Most schools in California aren’t required to test their drinking water for lead. Young kids are particularly vulnerable. While a minimal dose might have little effect on an adult, children who have ingested small amounts of lead have been shown to experience lower IQs, behavioral and learning issues, slowed growth, hearing problems and anemia, according to the U.S. Environmental Protection Agency.

Three Sacramento-area elementary schools were recently found to have exceeded federal safety limits for lead in water. In January, Sacramento State University students from the environmental services and chemistry departments uncovered dangerous lead levels in more than 40 of the campus’ water fountains. The discovery prompted university officials to take those fountains offline and repeat the students’ testing of 782 sources of drinking water.

On May 8, Vice President for Administration Ming-Tung “Mike” Lee announced the release of two third-party water quality tests, acknowledging, “It took a few weeks longer than expected.”

While the university works on repairing or permanently removing the contaminated sources, Lee stressed that no dining-related sources tested above federal safety levels. “As mentioned in prior messages, bathroom sinks and showers were not tested, and we continue to advise you not to drink from them,” Lee’s message added.

Fletcher has said the lead crisis in Flint, Mich., provided the “wake-up call” that inspired her bill.

“Right now, testing is purely voluntary,” Fletcher noted. “We want to ensure our schools are not poisoning our children.”

At a Senate Education Committee hearing last week, the question of how much lead kids can safely be exposed to held up the committee.

“Schools are going to talk about their burden costs,” said Democratic Sen. Richard Pan, a pediatrician representing parts of Sacramento and Yolo counties. “But there is a cost overall to exposure to lead—for schools it’s not just about the cost of the water system; it’s the cost of kids losing IQ points and having behavioral problems over chronic lead exposure.”
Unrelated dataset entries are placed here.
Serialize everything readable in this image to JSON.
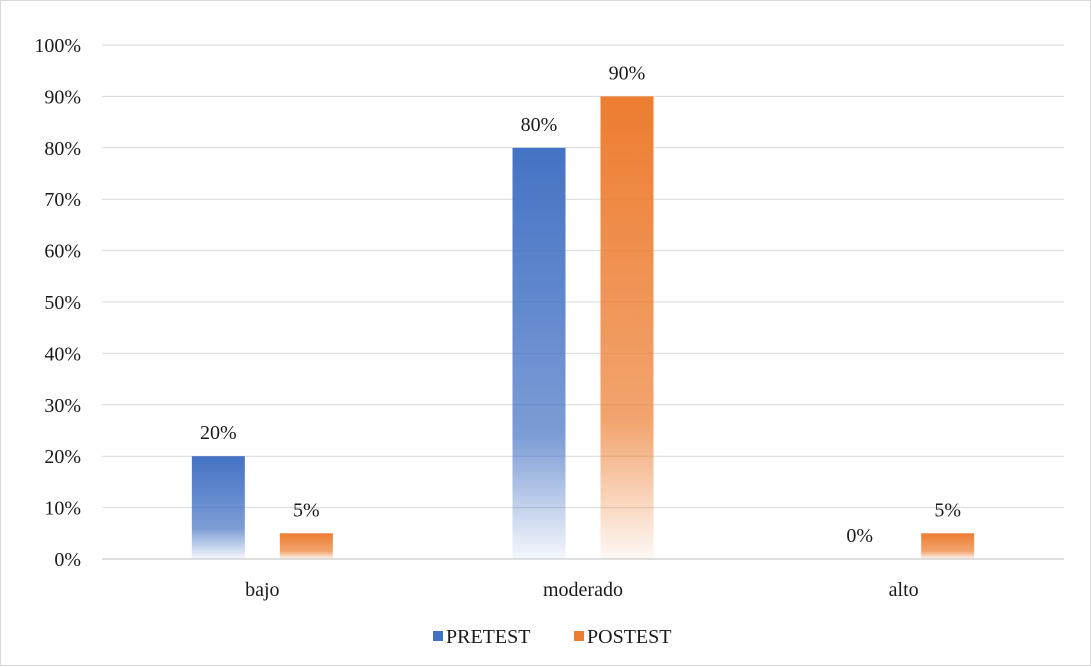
{
  "chart_data": {
    "type": "bar",
    "categories": [
      "bajo",
      "moderado",
      "alto"
    ],
    "series": [
      {
        "name": "PRETEST",
        "values": [
          20,
          80,
          0
        ],
        "labels": [
          "20%",
          "80%",
          "0%"
        ],
        "color": "#4472c4"
      },
      {
        "name": "POSTEST",
        "values": [
          5,
          90,
          5
        ],
        "labels": [
          "5%",
          "90%",
          "5%"
        ],
        "color": "#ed7d31"
      }
    ],
    "ylim": [
      0,
      100
    ],
    "yticks": [
      "0%",
      "10%",
      "20%",
      "30%",
      "40%",
      "50%",
      "60%",
      "70%",
      "80%",
      "90%",
      "100%"
    ],
    "grid": true,
    "legend": "bottom-center",
    "title": "",
    "xlabel": "",
    "ylabel": ""
  }
}
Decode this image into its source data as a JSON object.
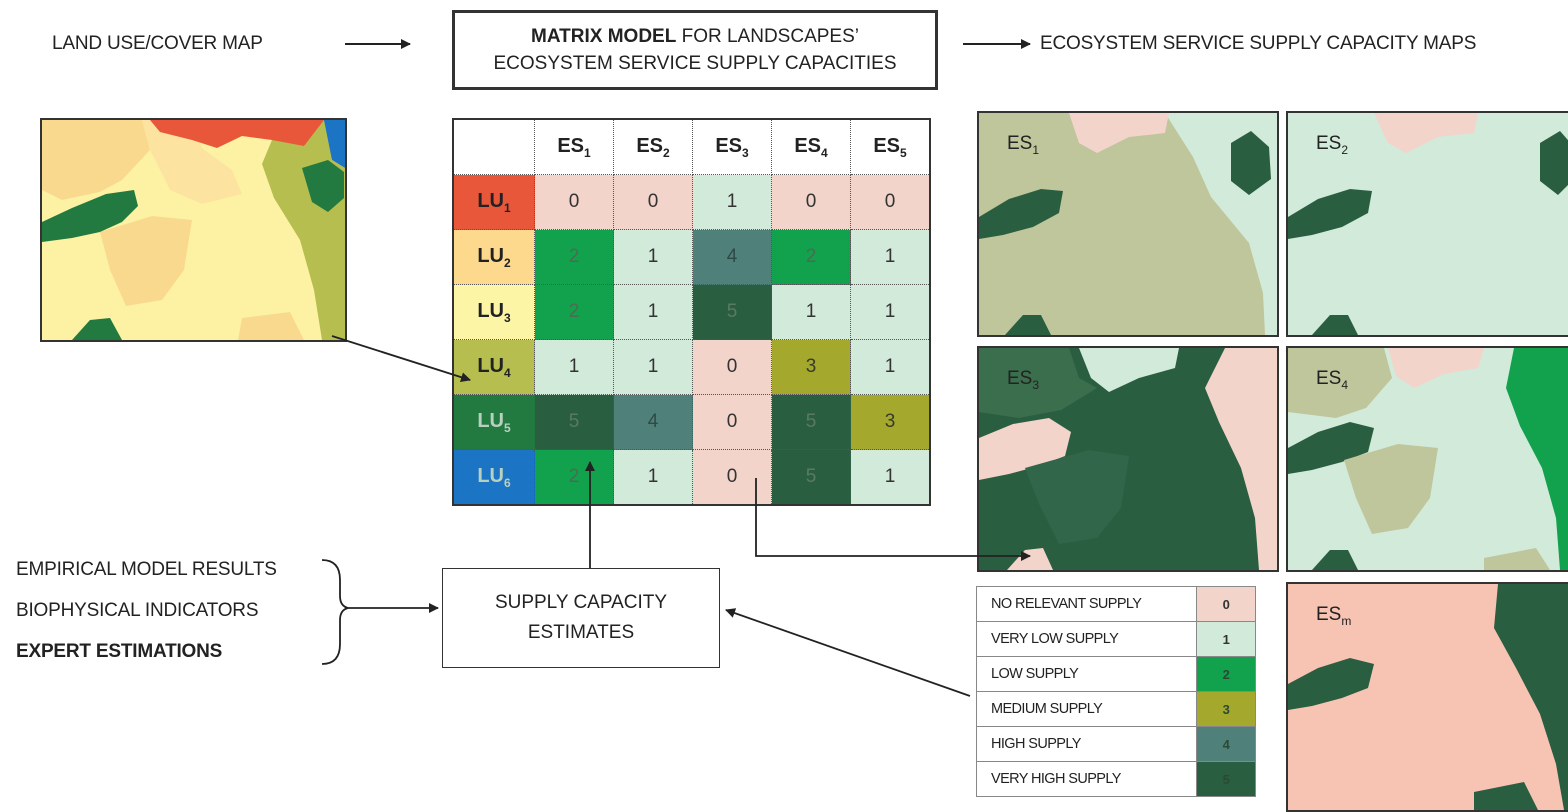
{
  "labels": {
    "land_use_map": "LAND USE/COVER MAP",
    "title_line1_bold": "MATRIX MODEL",
    "title_line1_rest": " FOR LANDSCAPES’",
    "title_line2": "ECOSYSTEM SERVICE SUPPLY CAPACITIES",
    "supply_maps": "ECOSYSTEM SERVICE SUPPLY CAPACITY MAPS",
    "estimates_line1": "SUPPLY CAPACITY",
    "estimates_line2": "ESTIMATES",
    "sources": [
      "EMPIRICAL MODEL RESULTS",
      "BIOPHYSICAL INDICATORS",
      "EXPERT ESTIMATIONS"
    ]
  },
  "matrix": {
    "columns": [
      {
        "base": "ES",
        "sub": "1"
      },
      {
        "base": "ES",
        "sub": "2"
      },
      {
        "base": "ES",
        "sub": "3"
      },
      {
        "base": "ES",
        "sub": "4"
      },
      {
        "base": "ES",
        "sub": "5"
      }
    ],
    "rows": [
      {
        "base": "LU",
        "sub": "1",
        "color": "#e8573a",
        "values": [
          "0",
          "0",
          "1",
          "0",
          "0"
        ]
      },
      {
        "base": "LU",
        "sub": "2",
        "color": "#fcd98c",
        "values": [
          "2",
          "1",
          "4",
          "2",
          "1"
        ]
      },
      {
        "base": "LU",
        "sub": "3",
        "color": "#fdf5a6",
        "values": [
          "2",
          "1",
          "5",
          "1",
          "1"
        ]
      },
      {
        "base": "LU",
        "sub": "4",
        "color": "#b5be4e",
        "values": [
          "1",
          "1",
          "0",
          "3",
          "1"
        ]
      },
      {
        "base": "LU",
        "sub": "5",
        "color": "#237a40",
        "values": [
          "5",
          "4",
          "0",
          "5",
          "3"
        ]
      },
      {
        "base": "LU",
        "sub": "6",
        "color": "#1b74c4",
        "values": [
          "2",
          "1",
          "0",
          "5",
          "1"
        ]
      }
    ]
  },
  "legend": [
    {
      "label": "NO RELEVANT SUPPLY",
      "value": "0"
    },
    {
      "label": "VERY LOW SUPPLY",
      "value": "1"
    },
    {
      "label": "LOW SUPPLY",
      "value": "2"
    },
    {
      "label": "MEDIUM SUPPLY",
      "value": "3"
    },
    {
      "label": "HIGH SUPPLY",
      "value": "4"
    },
    {
      "label": "VERY HIGH SUPPLY",
      "value": "5"
    }
  ],
  "class_colors": {
    "0": "#f2d4cb",
    "1": "#d2ead9",
    "2": "#12a24e",
    "3": "#a4a92e",
    "4": "#4f807a",
    "5": "#2a5e41"
  },
  "maps": [
    {
      "base": "ES",
      "sub": "1"
    },
    {
      "base": "ES",
      "sub": "2"
    },
    {
      "base": "ES",
      "sub": "3"
    },
    {
      "base": "ES",
      "sub": "4"
    },
    {
      "base": "ES",
      "sub": "m"
    }
  ]
}
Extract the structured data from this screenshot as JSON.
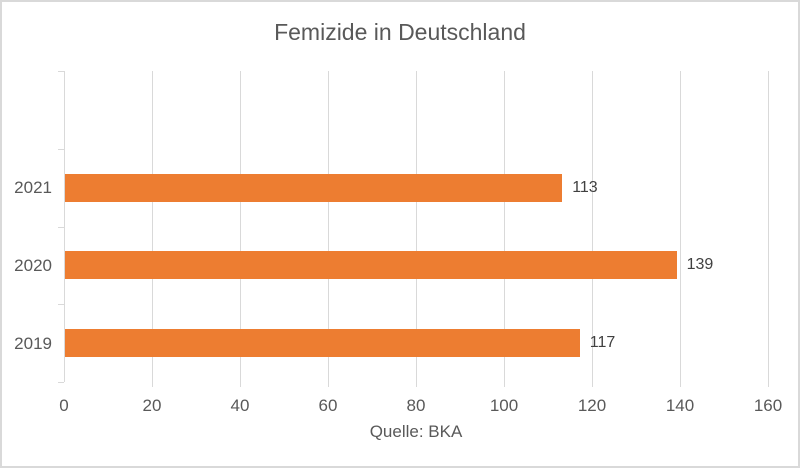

Lead is measured by parts per billion in water. If a test shows more than 15 parts per billion, or ppb, which is the U.S. Food and Drug Administration standard for tap water, the agency requires municipalities take steps to reduce those levels, usually by updating water systems, many of which are decades old. But Pan and others stressed there is no “safe” threshold of lead in drinking water, only acceptable levels.

Fletcher’s bill would allow up to 15 ppb, but lawmakers discussed lowering the threshold to 5 ppb, the EPA standard for bottled water, or lower. The American Academy of Pediatrics calls for 1 ppb in school water systems.

The Senate Environmental Quality Committee was set to weigh in on the question on Wednesday. The bill has already passed the Assembly. If the Senate committee amends the bill to place a lower lead threshold for younger students, the legislation will require both Senate approval and a return to the Assembly.

CALPIRG, a consumer protection nonprofit funded by University of California students, found three North Highlands elementary schools had lead over EPA limits in water from one tap each in May: Oakdale at 16 ppb; Warren A. Allison at 21 ppb; and Sierra View at 27 ppb.

The tests were the result of a voluntary State Water Resources Control Board program that began in January. Less than 10 percent of California schools requested tests.